At its current level of cash flow coverage, JCP has room for improvement to better cushion for events which may require debt repayment. Though, the company will be able to pay all of its upcoming liabilities from its current short-term assets. This is only a rough assessment of financial health, and I’m sure JCP has company-specific issues impacting its capital structure decisions. I recommend you continue to research J. C. Penney Company to get a more holistic view of the stock by looking at:

  1. Future Outlook: What are well-informed industry analysts predicting for JCP’s future growth? Take a look at our free research report of analyst consensus for JCP’s outlook.

  2. Valuation: What is JCP worth today? Is the stock undervalued, even when its growth outlook is factored into its intrinsic value?
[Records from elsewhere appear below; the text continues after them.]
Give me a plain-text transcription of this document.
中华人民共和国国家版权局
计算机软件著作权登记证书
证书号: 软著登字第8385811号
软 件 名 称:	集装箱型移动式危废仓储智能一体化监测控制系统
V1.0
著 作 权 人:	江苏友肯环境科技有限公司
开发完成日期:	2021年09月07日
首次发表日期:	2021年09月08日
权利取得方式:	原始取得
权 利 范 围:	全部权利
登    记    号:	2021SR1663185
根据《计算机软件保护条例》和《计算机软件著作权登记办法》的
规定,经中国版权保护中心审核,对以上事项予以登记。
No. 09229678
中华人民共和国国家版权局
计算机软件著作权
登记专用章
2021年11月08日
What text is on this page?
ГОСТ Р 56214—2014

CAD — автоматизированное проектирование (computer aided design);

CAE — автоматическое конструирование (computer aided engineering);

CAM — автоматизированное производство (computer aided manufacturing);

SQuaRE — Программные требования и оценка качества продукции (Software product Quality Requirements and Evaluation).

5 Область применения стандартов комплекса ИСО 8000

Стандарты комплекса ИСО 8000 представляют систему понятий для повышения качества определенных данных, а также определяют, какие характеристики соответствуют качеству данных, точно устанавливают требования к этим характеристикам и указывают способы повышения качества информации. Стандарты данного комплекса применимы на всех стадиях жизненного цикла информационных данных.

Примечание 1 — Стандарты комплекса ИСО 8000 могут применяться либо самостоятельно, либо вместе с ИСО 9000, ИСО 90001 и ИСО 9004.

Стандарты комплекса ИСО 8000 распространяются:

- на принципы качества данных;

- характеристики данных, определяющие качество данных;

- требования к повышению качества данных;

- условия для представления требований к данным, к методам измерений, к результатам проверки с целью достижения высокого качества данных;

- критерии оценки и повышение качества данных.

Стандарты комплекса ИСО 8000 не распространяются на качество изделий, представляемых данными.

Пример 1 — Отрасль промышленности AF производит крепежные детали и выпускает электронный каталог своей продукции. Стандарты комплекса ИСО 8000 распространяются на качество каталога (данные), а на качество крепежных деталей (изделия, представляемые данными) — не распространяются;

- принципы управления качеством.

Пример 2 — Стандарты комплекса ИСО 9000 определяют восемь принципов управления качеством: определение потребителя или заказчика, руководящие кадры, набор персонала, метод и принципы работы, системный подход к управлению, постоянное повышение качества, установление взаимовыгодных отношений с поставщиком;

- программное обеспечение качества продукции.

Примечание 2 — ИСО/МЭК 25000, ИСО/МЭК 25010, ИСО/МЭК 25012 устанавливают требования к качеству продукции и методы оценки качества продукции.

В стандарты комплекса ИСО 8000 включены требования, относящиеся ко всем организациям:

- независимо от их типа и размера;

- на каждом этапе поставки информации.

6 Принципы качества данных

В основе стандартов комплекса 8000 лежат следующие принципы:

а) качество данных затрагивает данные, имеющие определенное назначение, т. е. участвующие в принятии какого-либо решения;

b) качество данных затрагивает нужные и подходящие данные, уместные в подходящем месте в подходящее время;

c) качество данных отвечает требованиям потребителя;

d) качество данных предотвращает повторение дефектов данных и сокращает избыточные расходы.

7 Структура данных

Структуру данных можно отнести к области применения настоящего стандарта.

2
The intrinsic value infographic in our free research report helps visualize whether JCP is currently mispriced by the market.

  3. Other High-Performing Stocks: Are there other stocks that provide better prospects with proven track records? Explore our free list of these great stocks here.


To help readers see pass the short term volatility of the financial market, we aim to bring you a long-term focused research analysis purely driven by fundamental data. Note that our analysis does not factor in the latest price sensitive company announcements.

The author is an independent contributor and at the time of publication had no position in the stocks mentioned.